Unlike the study by Marques-Toledo et al.,(12) who developed a model for predicting the number of dengue cases based on data from the Twitter social network, this study proposes a different use of online tools. We believe that the greatest importance of these instruments is in identifying the occurrence of an epidemic, and not necessarily in predicting the number of cases. Hence, this study is the first to analyze the accuracy of Google Trends to identify outbreaks. A high sensitivity was found for yellow fever (0.90) and dengue (0.87), which points to a practical utility of this tool, especially noting that, in the case of prediction, sensitivity is more useful than specificity, for it indicates a low probability of false negatives, less likely to lose cases. Thus, its applicability can be very useful, especially in states with less effective epidemiological surveillance systems, as a complementary analysis to the available methods.
Another useful health-related utility of Google Trends could be the assessment of diseases that are not within the scope of epidemiological surveillance agencies. Its usefulness could also be significant for monitoring uncommon adverse reactions, and new beneficial effects for medications, as well as evaluating effective dose minimization (Phase IV studies), after drug marketing.
Limitations
Some limitations may be noted for the methods of analysis employed in this study, to verify the incidence of the disease as a cause of the increase in trends of related terms, due to the existence of other mechanisms of association between two variables, such as chance or confusion. As trends of the Google Trends are determined by the interests of Internet users, they may produce a random correlation, not necessarily due to the incidence of diseases. However, the large volume of research significantly reduces the probability of error due to chance. In addition, there may be other variables responsible for inducing positive confusion, such as awareness campaigns conducted at the time of the highest incidence of the disease or media news, which increases public interest and, consequently, the search rate.

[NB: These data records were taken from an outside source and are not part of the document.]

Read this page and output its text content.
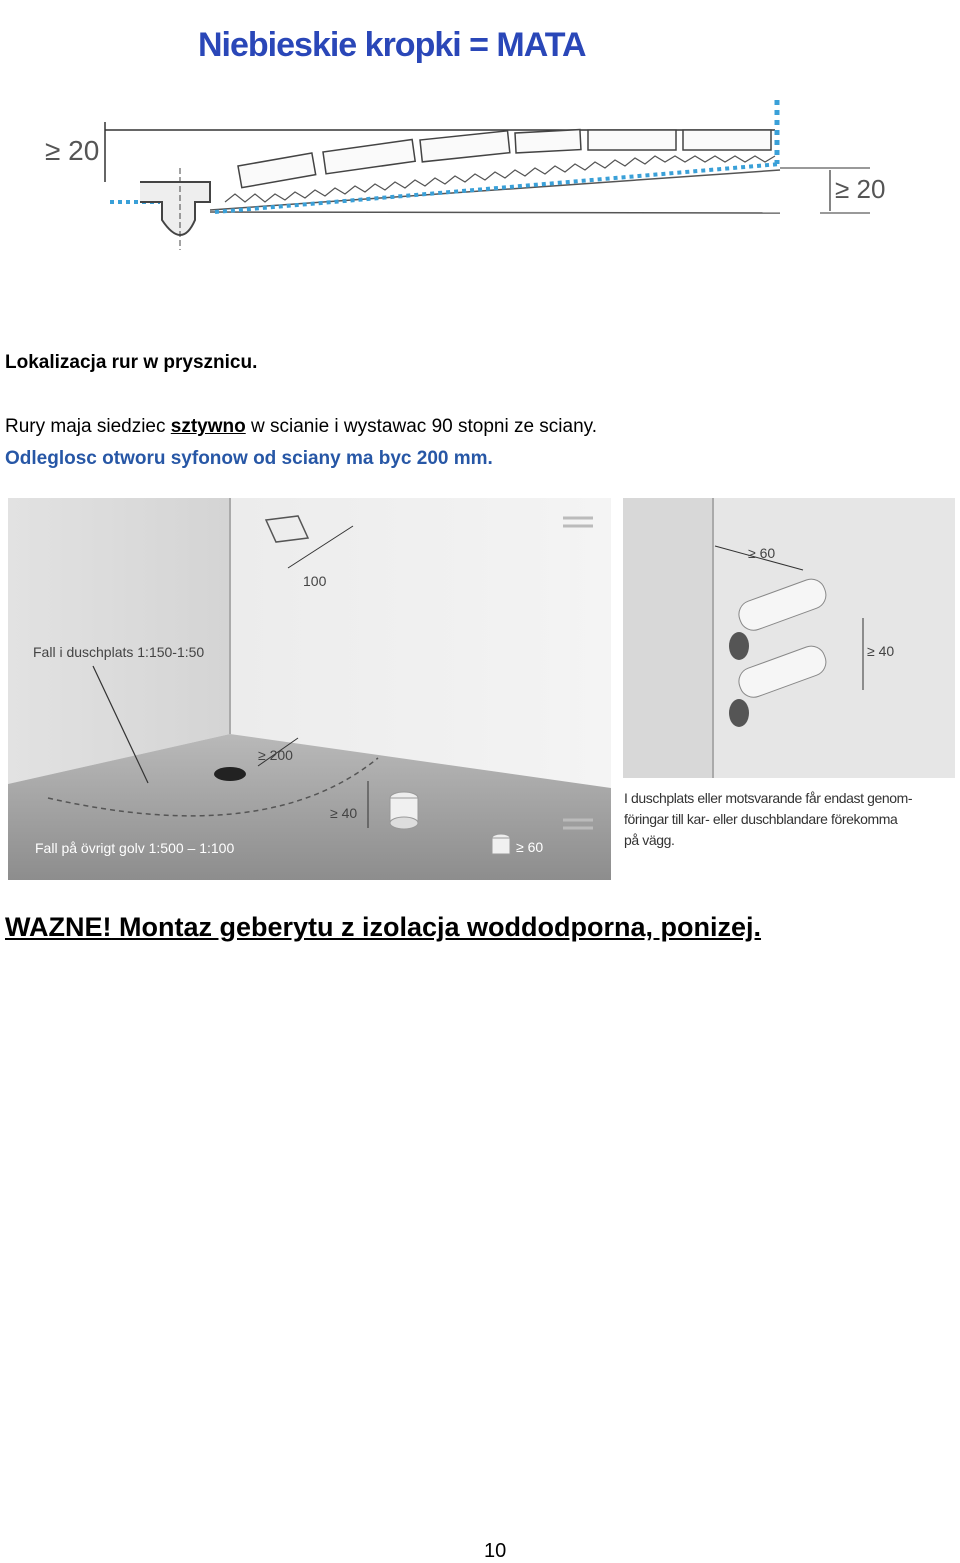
Niebieskie kropki = MATA
≥ 20
≥ 20
Lokalizacja rur w prysznicu.
Rury maja siedziec sztywno w scianie i wystawac 90 stopni ze sciany.
Odleglosc otworu syfonow od sciany ma byc 200 mm.
100
Fall i duschplats 1:150-1:50
≥ 200
≥ 40
Fall på övrigt golv 1:500 – 1:100	≥ 60
≥ 60
≥ 40
I duschplats eller motsvarande får endast genom-
föringar till kar- eller duschblandare förekomma
på vägg.
WAZNE! Montaz geberytu z izolacja woddodporna, ponizej.
10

Since the use of Google’s search tool depends on Internet access, we also emphasize that less favored regions may have lower search rates, even with a high incidence of a certain disease, which limits the applicability of this instrument.
CONCLUSION
The study showed a significant correlation between the data generated by the Google Trends tool and the incidence of dengue and yellow fever in the state of São Paulo in the weekly period evaluation. The increased search provided early warning for outbreaks of these diseases, and showed high sensitivity for detecting epidemics. Further research should be conducted to confirm these findings for other diseases and locations, but the findings suggest the possibility of employing this tool as a simple and inexpensive method for epidemiological surveillance.